„Wilde Mulde“: Neues Leben für eine alte Flusslandschaft
Anfang April ist das Projekt „Wilde Mulde“ gestartet. Ziel ist es, den Fluss an seinem Unterlauf bei Dessau-Rosslau (Sachsen-Anhalt) zu revitalisieren und diesen Prozess wissenschaftlich zu begleiten. Das fachübergreifende Verbundprojekt wird mit 4,6 Millionen Euro durch das Bundesumweltministerium und das Bundesforschungsministerium gefördert. Das Bundesamt für Naturschutz begleitet das Projekt fachlich.
08.04.2016
Natürliche Flusslandschaften spielen für die Artenvielfalt und die Vernetzung verschiedener Lebensräume eine bedeutende Rolle. Doch die meisten Flüsse in Deutschland sind in ihrer natürlichen Dynamik aufgrund von Verbauungen und Uferbefestigungen deutlich eingeschränkt. Fluss- und Auentypische Lebensräume wie offene Kiesbänke und Prallufer sowie Weich- und Hartholzauen nehmen dadurch vielerorts ab und sind bundesweit gefährdet.
Neuen Lebensraum schaffen
Im Zentrum des Projekts „Wilde Mulde – Revitalisierung einer Wildflusslandschaft in Mitteldeutschland“ steht die Förderung der natürlichen Dynamik im Flussbett. Durch den Einbau von Totholz und die Wiederherstellung von Naturufern werden Erosions- und Ablagerungsprozesse angeregt. Die Mulde kann sich an diesen Stellen wieder frei entwickeln.
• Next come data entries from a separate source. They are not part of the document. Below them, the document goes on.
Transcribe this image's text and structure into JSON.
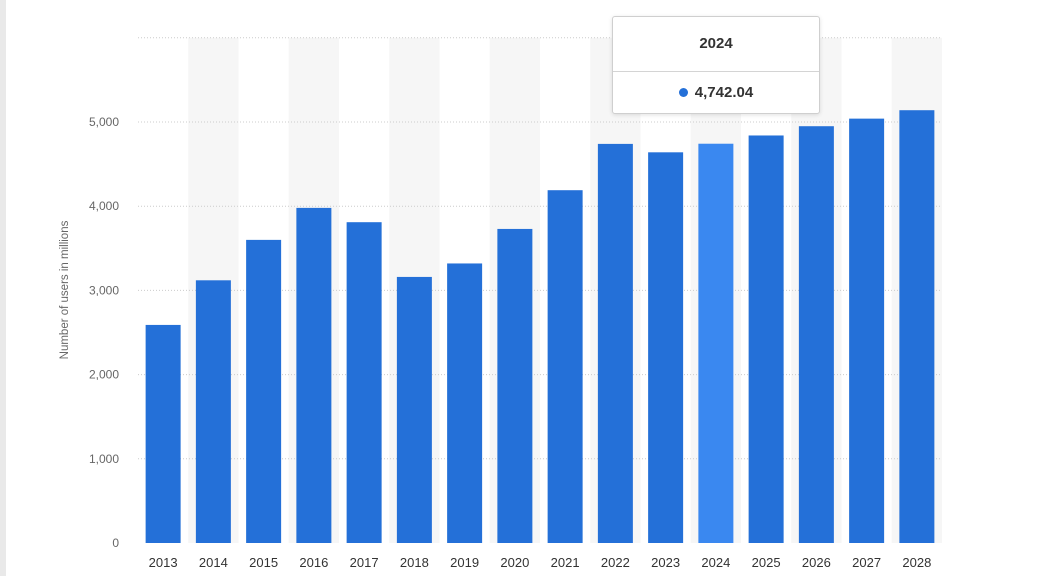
{
  "colors": {
    "bar": "#2470d8",
    "bar_highlight": "#3a88f0",
    "grid": "#cccccc",
    "band": "#f6f6f6"
  },
  "tooltip": {
    "year": "2024",
    "value": "4,742.04"
  },
  "chart_data": {
    "type": "bar",
    "title": "",
    "xlabel": "",
    "ylabel": "Number of users in millions",
    "categories": [
      "2013",
      "2014",
      "2015",
      "2016",
      "2017",
      "2018",
      "2019",
      "2020",
      "2021",
      "2022",
      "2023",
      "2024",
      "2025",
      "2026",
      "2027",
      "2028"
    ],
    "values": [
      2590,
      3120,
      3600,
      3980,
      3810,
      3160,
      3320,
      3730,
      4190,
      4740,
      4640,
      4742.04,
      4840,
      4950,
      5040,
      5140
    ],
    "highlight_category": "2024",
    "yticks": [
      0,
      1000,
      2000,
      3000,
      4000,
      5000
    ],
    "ytick_labels": [
      "0",
      "1,000",
      "2,000",
      "3,000",
      "4,000",
      "5,000"
    ],
    "ylim": [
      0,
      6000
    ],
    "grid": true,
    "legend": false
  }
}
Es entsteht ein Mosaik naturnaher Strukturen, die vielen Arten einen neuen Lebensraum bieten. Die Hochwasserneutralität der Maßnahmen wird bereits im Planungsstadium durch umfangreiche Modellrechnungen nachgewiesen. Die Maßnahmen werden nur durchgeführt, wenn der Hochwasserschutz für die Anwohner gewährleistet bleibt.
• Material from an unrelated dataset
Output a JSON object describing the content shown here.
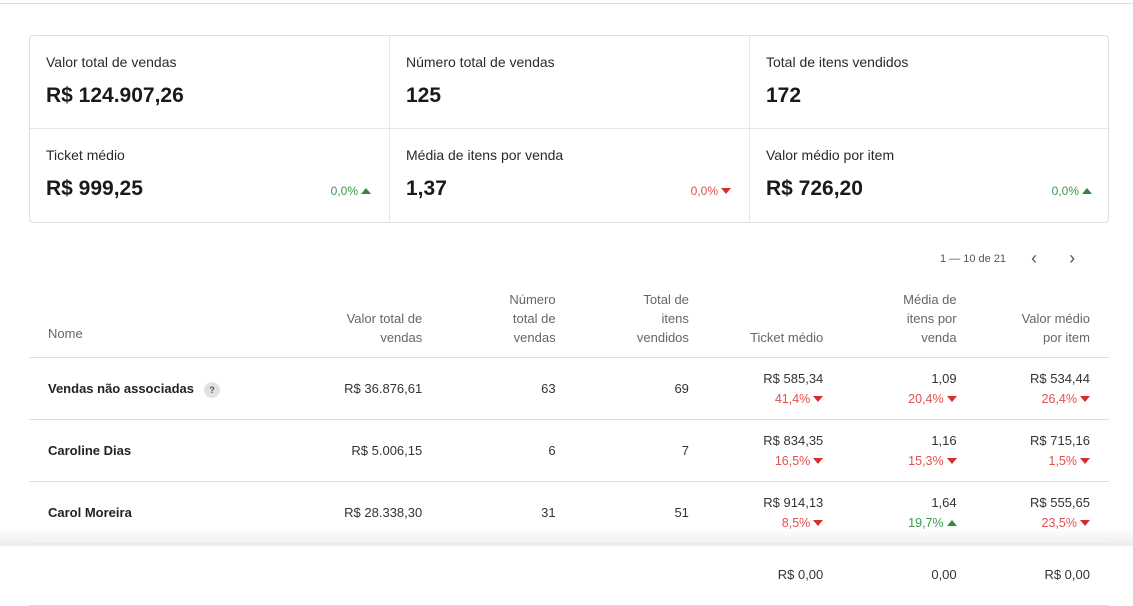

Das Projekt wird die Veränderungsprozesse in der Mulde und ihren Auen durch die Dokumentation der zeitlichen Entwicklung – wie durch Bild- und Filmaufnahmen – sichtbar und erlebbar machen. Über regelmäßige Exkursionen, Vorträge, jährlich stattfindende Muldeflusstage und weitere Öffentlichkeitsarbeit wird die Bevölkerung vor Ort in das Projekt einbezogen.
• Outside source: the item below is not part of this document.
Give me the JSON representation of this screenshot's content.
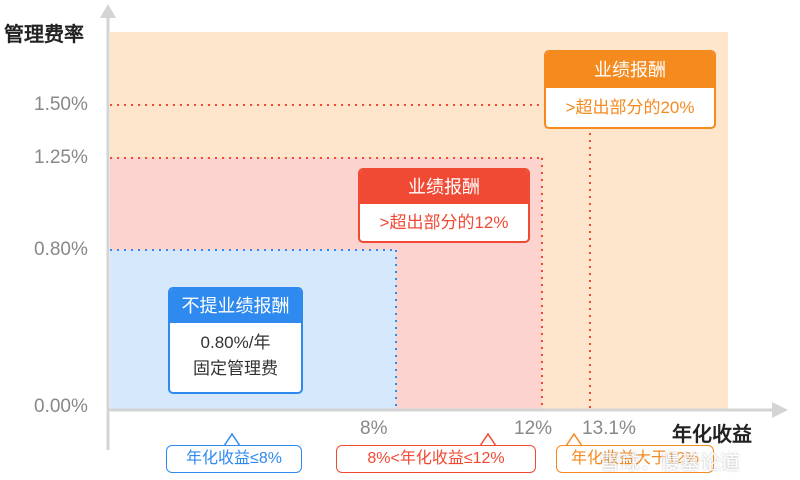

Teil des Projekts ist eine umfassende ökosystembezogene und disziplinübergreifende Forschung zu Hydraulik, Hydromorphologie, Stoffhaushalt und Biodiversität. Das Forscherteam widmet sich unter anderem der Frage nach den Auswirkungen der Maßnahmen auf die Diversität und Zusammensetzung von Artengemeinschaften im aquatischen, semiterrestrischen und terrestrischen Bereich.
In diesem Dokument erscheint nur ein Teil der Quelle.